これはジョアン・ラポルタ会長の言葉だ。昨年11月にシャビ・エルナンデス監督が就任した時、バルセロナは9位に沈んでいた。だがチームは立て直され、現在リーガエスパニョーラで3位に位置している。

■訪れた変化と基本布陣

シャビ監督就任後の変化で、まず注目したいのはシステムだ。シャビ監督は就任当初、【4−3−3】と【3-4-3】を使い分けながら戦っていた。攻撃時に左サイドバックのジョルディ・アルバが上がり、可変で3バックを採る形をシャビ監督は好んでいた。

だが冬の移籍市場でダニ・アウベスが登録可能になると、【4−3−3】が基本布陣になった。

特徴的なのは、アルバやアウベスといったサイドバックの選手の「中盤化」である。

先述した可変式3バック時においては、アルバが左インサイドハーフとしてプレーした。あるいは、リーガ第23節アトレティコ・マドリー戦のように、アウベスがボランチの位置でプレーする試合もある。

ゴールを喜ぶアウベスとアルバ
ゴールを喜ぶアウベスとアルバ写真:なかしまだいすけ/アフロ

一方、バルセロナの課題を挙げるとすれば、何だろうか?

ラ・リーガでは、徐々に「バルサ対策」が行われるようになってきている。バルセロナと対峙する時、有効なのはマンツーマンの守備だ。例えば、リーガ第27節エルチェ戦では、フランシスコ・ロドリゲス監督がこれを仕掛けてきた。

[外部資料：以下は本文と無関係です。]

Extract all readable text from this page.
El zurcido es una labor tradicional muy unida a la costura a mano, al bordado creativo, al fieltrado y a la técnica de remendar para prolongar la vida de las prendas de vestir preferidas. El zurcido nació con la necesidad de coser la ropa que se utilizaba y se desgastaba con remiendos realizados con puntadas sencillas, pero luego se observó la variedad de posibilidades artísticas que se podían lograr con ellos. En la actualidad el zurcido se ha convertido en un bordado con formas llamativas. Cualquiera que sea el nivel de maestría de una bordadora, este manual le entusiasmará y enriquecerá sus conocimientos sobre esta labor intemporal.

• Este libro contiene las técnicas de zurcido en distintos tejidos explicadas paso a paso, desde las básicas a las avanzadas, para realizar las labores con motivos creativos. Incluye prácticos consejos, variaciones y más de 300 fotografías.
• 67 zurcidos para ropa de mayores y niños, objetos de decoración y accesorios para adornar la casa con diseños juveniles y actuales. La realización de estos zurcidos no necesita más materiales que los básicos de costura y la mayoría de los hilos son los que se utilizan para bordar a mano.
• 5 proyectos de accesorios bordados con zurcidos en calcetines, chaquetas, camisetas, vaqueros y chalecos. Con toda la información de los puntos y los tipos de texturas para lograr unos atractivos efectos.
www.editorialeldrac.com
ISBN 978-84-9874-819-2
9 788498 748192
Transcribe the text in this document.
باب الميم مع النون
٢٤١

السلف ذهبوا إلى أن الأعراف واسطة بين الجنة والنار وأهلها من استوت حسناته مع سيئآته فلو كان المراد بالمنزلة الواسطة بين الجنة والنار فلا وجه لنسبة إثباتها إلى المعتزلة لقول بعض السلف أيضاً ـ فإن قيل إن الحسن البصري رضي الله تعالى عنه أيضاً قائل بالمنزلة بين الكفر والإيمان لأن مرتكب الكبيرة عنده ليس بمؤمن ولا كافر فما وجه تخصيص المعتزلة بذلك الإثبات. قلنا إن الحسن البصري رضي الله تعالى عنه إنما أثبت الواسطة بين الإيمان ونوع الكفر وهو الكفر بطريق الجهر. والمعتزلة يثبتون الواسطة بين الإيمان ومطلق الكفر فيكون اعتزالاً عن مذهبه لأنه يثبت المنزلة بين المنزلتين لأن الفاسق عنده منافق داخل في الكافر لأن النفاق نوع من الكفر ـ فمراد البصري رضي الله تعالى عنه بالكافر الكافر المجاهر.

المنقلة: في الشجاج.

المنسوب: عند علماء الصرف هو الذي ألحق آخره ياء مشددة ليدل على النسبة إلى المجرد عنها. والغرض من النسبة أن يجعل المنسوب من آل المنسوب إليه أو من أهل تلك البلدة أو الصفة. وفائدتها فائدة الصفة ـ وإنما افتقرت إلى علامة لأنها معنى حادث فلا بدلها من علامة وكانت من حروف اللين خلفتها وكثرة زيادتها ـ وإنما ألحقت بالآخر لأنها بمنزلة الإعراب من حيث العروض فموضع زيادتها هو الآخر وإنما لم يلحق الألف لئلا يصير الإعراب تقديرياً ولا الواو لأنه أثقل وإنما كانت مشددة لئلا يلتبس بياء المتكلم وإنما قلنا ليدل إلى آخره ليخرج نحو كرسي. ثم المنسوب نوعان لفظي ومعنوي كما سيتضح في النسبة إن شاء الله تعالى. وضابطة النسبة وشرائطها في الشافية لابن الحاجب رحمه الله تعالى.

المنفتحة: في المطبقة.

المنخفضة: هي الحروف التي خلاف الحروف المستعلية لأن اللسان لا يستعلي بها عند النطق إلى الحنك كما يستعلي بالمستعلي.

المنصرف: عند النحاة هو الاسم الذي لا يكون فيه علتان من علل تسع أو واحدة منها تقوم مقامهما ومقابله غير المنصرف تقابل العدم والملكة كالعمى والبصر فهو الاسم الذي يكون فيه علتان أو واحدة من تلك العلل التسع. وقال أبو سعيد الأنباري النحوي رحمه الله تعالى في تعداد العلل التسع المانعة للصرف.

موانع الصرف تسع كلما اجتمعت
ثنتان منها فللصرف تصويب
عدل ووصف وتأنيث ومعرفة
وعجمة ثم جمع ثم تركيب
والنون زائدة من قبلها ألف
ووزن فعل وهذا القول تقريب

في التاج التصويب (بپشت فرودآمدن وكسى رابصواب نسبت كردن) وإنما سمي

バルセロナは攻めあぐねた。加えて、守備のところで脆弱さを露呈した。フィデルの得点でエルチェが先制したが、今季のバルセロナは公式戦38試合中15試合で最初の枠内シュートを受けた際に失点を喫している。

マンツーマンでパスコースを塞がれ、プレス網に引っ掛けられてショートカウンターを喰らうと、ウィークポイントが出てくる。それがシャビ・バルサの現状だ。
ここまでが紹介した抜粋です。